Keep filling and add an extra three to four inches of dirt, because this will settle around the gravel. To smooth out the hole and make it level with the rest of the driveway, you will need to over-fill it with dirt so that as it settles, it will wind up being level with the driveway.

What is the best material to fill potholes?

Filling potholes is a necessity because leaving them untreated will not only make them bigger but could also cause damage to vehicles driving over the hole. In many cases, cold mix asphalt and quikcrete and highly effective for filling potholes.

In the case of gravel and dirt driveways, however, it is usually best to fill potholes with gravel. Potholes in dirt driveways should also be covered with a thick layer of dirt that will blend in and match the rest of the driveway.

Is it better to use sand or dirt to fill holes?

Both sand and dirt can be used to fill potholes but both have their own qualities and drawbacks. Sand drains far better than dirt and does not swell when wet.

However, sand is more expensive than dirt, which you can often find for free if you simply remove it from another area of your yard. Otherwise, you can buy a bag of dirt very affordably.

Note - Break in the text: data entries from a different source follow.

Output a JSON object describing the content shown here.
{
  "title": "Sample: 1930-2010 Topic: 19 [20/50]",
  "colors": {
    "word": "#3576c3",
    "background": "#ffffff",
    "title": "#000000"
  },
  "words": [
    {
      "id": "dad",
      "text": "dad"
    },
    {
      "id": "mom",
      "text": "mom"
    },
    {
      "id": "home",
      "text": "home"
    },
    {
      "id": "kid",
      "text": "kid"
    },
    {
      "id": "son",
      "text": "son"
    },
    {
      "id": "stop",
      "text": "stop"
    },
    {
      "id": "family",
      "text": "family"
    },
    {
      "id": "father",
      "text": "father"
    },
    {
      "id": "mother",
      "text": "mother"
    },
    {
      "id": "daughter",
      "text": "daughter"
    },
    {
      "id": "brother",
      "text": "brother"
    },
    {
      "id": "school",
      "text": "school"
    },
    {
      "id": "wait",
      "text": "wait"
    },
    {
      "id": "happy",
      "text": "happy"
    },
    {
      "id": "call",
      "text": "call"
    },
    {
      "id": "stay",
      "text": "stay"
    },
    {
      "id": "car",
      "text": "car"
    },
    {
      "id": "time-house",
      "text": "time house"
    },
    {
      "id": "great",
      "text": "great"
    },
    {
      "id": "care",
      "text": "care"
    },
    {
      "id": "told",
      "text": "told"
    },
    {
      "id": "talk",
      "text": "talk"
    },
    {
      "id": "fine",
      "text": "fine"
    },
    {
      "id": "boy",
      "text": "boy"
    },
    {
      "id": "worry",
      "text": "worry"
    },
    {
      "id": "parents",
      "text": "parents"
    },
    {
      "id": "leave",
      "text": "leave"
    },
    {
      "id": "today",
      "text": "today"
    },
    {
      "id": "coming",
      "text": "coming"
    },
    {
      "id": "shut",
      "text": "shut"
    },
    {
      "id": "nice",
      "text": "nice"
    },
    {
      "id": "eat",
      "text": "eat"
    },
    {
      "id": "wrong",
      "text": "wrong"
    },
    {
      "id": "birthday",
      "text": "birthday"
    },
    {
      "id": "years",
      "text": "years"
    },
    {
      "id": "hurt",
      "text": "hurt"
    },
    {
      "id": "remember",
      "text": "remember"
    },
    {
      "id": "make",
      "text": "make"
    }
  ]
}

Is there a permanent solution for potholes?

Potholes are inevitable and there is no way to prevent them entirely. However, you can permanently fill and repair potholes to erase them entirely, rather than performing a quick patch job on them that is not likely to last beyond a single season.

If potholes are filled with material that is tamped down to be compact and then covered over with a material to match the rest of the driveway, this is a permanent repair. However, this does not mean that new potholes will not appear in the driveway in the future.